そんな会話をしている時間さえ今は惜しく、二人はデネボラの体に負担をかけないよう配慮しながらも治療室へ続く長い廊下を駆け抜けていく。


「申し訳ありません、本来ならばすぐにでもお休みいただくべきなのですが……っ」

「今はそんなこと言ってる場合じゃないです!王子様、急ぎましょう!」

「はい、ハルカ様!」



治療室に辿り着いた二人は、治療師である老婆の指示に従って忙しなく動いていたが、彼女の表情から察するにデネボラの容態は芳しくないようだ。


「この治療室にある解毒薬は全部試したが、ちっとも効かんわい。おそらく独自に調合した特殊な毒じゃろうて」

「それじゃあ、デネボラは助からないんですか!?」


詰め寄るハルカに、治療師はまあまあと言うように両手を上下してみせた。


「落ち着きなされ聖女様、そうは言うとらん。対症療法頼りになるから、最終的にはデネボラ嬢の体力しだいと言ったところじゃがの」

「そうなんですね……。ごめんなさい、取り乱したりして……」


ハルカの謝罪に、治療師はカッカと笑って首を振った。


「よいよい!デネボラ嬢とは会うたばかりじゃろうに、そこまで心配してくださるとは新しい聖女様も心優しい娘さんのようじゃの」

「ミラばあさま、どうかデネボラを助けてやってください。彼女は私が産まれるよりも前から城で働いてくれている古株メイドの一人なのです。彼女が喪われれば、私を含め多くの者が嘆き悲しむことでしょう」


ミラばあさまと呼ばれた治療師は、老人とは思えないほどの力強さで自分の胸を叩いてみせた。

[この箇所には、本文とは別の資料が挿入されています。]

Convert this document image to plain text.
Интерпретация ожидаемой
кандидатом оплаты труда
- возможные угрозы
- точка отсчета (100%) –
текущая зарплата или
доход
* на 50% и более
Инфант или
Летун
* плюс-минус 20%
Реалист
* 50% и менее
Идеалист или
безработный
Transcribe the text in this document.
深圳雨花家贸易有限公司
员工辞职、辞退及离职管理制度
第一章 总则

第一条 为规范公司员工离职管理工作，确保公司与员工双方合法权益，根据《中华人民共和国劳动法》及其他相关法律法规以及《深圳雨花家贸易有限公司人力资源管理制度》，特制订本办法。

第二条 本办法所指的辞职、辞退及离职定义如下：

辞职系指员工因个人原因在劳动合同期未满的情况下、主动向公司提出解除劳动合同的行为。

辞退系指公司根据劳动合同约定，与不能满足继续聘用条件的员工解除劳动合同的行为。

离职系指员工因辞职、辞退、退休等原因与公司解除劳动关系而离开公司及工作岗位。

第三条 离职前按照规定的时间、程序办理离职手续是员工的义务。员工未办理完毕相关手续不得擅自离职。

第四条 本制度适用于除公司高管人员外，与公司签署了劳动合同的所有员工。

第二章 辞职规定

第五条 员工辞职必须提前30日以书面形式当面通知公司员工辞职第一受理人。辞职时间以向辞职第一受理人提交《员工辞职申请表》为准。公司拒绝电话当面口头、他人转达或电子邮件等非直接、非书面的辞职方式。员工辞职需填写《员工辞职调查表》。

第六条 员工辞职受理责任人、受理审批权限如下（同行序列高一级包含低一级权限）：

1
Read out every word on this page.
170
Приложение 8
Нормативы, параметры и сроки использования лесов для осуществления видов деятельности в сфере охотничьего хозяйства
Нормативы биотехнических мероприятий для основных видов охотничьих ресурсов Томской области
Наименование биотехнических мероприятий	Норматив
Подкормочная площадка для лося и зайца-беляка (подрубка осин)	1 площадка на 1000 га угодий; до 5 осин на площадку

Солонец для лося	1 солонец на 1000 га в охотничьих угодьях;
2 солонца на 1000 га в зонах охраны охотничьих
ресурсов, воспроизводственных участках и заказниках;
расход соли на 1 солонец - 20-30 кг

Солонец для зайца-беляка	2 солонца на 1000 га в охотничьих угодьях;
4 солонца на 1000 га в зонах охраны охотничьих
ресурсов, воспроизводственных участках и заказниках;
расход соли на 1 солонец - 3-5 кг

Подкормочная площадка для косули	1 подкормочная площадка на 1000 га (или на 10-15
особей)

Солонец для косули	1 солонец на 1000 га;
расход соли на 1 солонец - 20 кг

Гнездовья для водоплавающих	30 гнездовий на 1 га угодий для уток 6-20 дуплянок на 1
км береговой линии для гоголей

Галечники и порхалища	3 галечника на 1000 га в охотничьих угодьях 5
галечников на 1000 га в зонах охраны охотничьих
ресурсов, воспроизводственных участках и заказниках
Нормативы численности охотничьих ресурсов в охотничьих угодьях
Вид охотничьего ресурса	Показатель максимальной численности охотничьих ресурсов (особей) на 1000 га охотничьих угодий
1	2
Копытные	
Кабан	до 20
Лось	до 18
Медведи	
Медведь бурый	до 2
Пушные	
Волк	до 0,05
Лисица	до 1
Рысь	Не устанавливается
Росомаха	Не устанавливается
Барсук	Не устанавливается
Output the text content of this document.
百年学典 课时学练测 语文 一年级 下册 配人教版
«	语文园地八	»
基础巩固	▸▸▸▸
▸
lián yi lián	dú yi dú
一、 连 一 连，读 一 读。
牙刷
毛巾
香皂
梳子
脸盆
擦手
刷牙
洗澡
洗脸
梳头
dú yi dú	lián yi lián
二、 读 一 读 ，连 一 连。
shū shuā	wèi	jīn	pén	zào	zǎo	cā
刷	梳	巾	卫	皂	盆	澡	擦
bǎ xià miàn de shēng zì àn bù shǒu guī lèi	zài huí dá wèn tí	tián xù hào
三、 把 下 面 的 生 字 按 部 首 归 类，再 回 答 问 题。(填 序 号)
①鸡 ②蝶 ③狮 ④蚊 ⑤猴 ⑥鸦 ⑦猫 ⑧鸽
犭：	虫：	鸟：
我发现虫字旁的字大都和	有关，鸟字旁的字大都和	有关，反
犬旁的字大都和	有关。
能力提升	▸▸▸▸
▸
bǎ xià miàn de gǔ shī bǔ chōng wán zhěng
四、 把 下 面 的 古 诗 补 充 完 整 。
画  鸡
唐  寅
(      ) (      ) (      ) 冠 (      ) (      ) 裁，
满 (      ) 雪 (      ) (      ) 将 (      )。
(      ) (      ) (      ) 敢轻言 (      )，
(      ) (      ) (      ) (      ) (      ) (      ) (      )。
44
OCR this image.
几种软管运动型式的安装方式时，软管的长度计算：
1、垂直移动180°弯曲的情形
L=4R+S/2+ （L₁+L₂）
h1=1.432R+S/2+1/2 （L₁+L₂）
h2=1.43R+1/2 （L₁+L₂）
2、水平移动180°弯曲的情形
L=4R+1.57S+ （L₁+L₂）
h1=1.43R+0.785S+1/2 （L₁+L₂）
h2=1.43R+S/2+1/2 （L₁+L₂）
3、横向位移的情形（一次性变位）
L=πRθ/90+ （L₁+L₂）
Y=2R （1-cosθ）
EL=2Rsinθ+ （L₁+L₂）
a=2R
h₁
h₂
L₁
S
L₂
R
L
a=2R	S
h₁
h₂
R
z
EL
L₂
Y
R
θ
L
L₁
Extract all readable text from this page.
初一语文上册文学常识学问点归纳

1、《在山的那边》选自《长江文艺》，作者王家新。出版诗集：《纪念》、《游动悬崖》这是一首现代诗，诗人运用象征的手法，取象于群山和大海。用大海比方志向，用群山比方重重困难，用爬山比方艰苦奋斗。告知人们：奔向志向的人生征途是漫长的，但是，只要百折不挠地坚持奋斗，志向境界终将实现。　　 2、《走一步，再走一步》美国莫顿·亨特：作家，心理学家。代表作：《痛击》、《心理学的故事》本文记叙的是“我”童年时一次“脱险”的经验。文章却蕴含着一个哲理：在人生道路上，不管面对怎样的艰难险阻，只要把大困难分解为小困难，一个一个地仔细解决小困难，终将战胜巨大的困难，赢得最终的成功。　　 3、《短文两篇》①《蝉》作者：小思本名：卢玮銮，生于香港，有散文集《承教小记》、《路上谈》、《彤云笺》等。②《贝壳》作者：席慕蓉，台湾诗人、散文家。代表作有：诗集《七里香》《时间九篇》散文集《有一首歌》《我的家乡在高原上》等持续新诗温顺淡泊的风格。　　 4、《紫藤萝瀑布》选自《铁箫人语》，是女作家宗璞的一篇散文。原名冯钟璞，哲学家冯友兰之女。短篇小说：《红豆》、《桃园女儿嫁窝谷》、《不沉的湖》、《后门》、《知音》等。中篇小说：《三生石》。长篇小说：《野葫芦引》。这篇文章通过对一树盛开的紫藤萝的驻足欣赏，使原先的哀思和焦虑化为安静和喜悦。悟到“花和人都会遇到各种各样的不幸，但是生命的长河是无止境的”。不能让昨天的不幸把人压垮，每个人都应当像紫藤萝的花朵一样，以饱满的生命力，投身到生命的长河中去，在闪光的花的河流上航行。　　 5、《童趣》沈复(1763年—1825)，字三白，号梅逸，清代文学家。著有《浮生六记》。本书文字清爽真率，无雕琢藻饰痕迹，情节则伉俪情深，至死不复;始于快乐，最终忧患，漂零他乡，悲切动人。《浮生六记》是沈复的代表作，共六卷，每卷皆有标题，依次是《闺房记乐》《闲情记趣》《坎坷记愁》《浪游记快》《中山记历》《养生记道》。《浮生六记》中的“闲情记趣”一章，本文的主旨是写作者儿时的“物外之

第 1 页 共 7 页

「任せんしゃい!……しかし、万が一の時は“お力”を貸してもらうがよろしいかの?もちろん全力で治療はするが、薄っぺらい矜持なんぞよりもデネボラ嬢の命の方がよほど大事じゃからな」


ほんの一瞬だけハルカに視線をやりながら、ミラは深い皺が刻まれた目元でアステルの顔を真っ直ぐに見つめた。


「……はい。分かりました。ミラばあさま、どうかデネボラをよろしくお願いいたします」

「よろしくお願いします。あ……っ?」


ミラに頭を下げた途端、突如として襲ってきた虚脱感に、たまらずその場に座り込んでしまう。


「ハルカ様!やはり滅亡の光を浴びられた影響が……!?」

「わか、りません。異常な状況に体がびっくりしたせいかも……」


朦朧とする意識。ぐらつく視界。

ハルカの意識はそこで途絶えた。